Weekly Snapshot
March 11, 2011
The Weekly Snapshot is a look back at some of the most compelling stories in the world of urban planning and policy

Largest Mall in the World is a Chinese Ghost Town
The world's largest mall, located in Southern China, is a vast ghost land with occupancy rates that hover at 1%. The mall, built to serve what may someday become a Chinese mega-city, is a glimpse at what can occur when development precedes growth.

A Place-Based Approach to Food Access: Creating a Healthier Future for Birmingham
Birmingham, Alabama, the country's second most obese city, is creating a new system of outdoor markets to increase resident's accessibility to fresh, healthy food as well as to create vibrant neighborhood hubs in a city where public space is lacking.

Greenest Homes Are Those Near Public Transportation
A new study by the Environmental Protection Agency finds that homes located near public transportation use less energy than homes specifically designed to be "energy efficient," such as ones with Energy Star ratings.

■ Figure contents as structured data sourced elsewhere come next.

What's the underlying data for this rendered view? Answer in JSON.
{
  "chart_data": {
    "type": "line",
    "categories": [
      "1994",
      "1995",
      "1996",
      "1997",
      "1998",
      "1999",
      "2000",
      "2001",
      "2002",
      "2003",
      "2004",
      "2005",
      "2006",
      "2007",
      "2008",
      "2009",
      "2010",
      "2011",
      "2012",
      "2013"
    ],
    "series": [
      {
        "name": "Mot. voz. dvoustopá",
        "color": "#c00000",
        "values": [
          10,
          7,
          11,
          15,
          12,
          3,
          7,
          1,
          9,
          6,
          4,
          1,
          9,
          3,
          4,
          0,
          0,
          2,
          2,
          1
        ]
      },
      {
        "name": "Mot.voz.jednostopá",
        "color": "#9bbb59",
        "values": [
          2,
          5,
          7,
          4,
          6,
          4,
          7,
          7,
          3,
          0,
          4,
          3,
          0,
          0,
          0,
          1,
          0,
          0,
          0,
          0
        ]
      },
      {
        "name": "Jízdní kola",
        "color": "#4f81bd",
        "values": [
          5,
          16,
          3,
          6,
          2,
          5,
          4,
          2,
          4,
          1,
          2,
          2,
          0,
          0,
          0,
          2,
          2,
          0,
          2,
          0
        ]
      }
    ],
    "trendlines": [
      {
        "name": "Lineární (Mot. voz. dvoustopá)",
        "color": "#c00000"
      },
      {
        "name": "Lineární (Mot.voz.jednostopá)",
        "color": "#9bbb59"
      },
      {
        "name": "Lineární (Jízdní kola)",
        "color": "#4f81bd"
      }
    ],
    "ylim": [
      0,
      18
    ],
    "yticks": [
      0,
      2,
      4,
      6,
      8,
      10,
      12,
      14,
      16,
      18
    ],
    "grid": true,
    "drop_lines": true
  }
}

Volunteers Dream Up Ways to Change Menlo Park Neighborhood as Facebook Prepares to Move In
In preparation for its corporate relocation to Menlo Park, Facebook hosted a one-day design charrette with more than 150 architects, planners and community members in order to spark a dialogue on how to turn the neighborhood into a vibrant business and residential area.

Bay Area's Growth Slowed to a Crawl, Census Finds
According to the 2010 Census, the San Francisco Bay Area saw the slowest rate of growth in its history last decade. Some worry that the slowing growth rate will contribute to a loss of political power for the region as congressional boundaries are redrawn.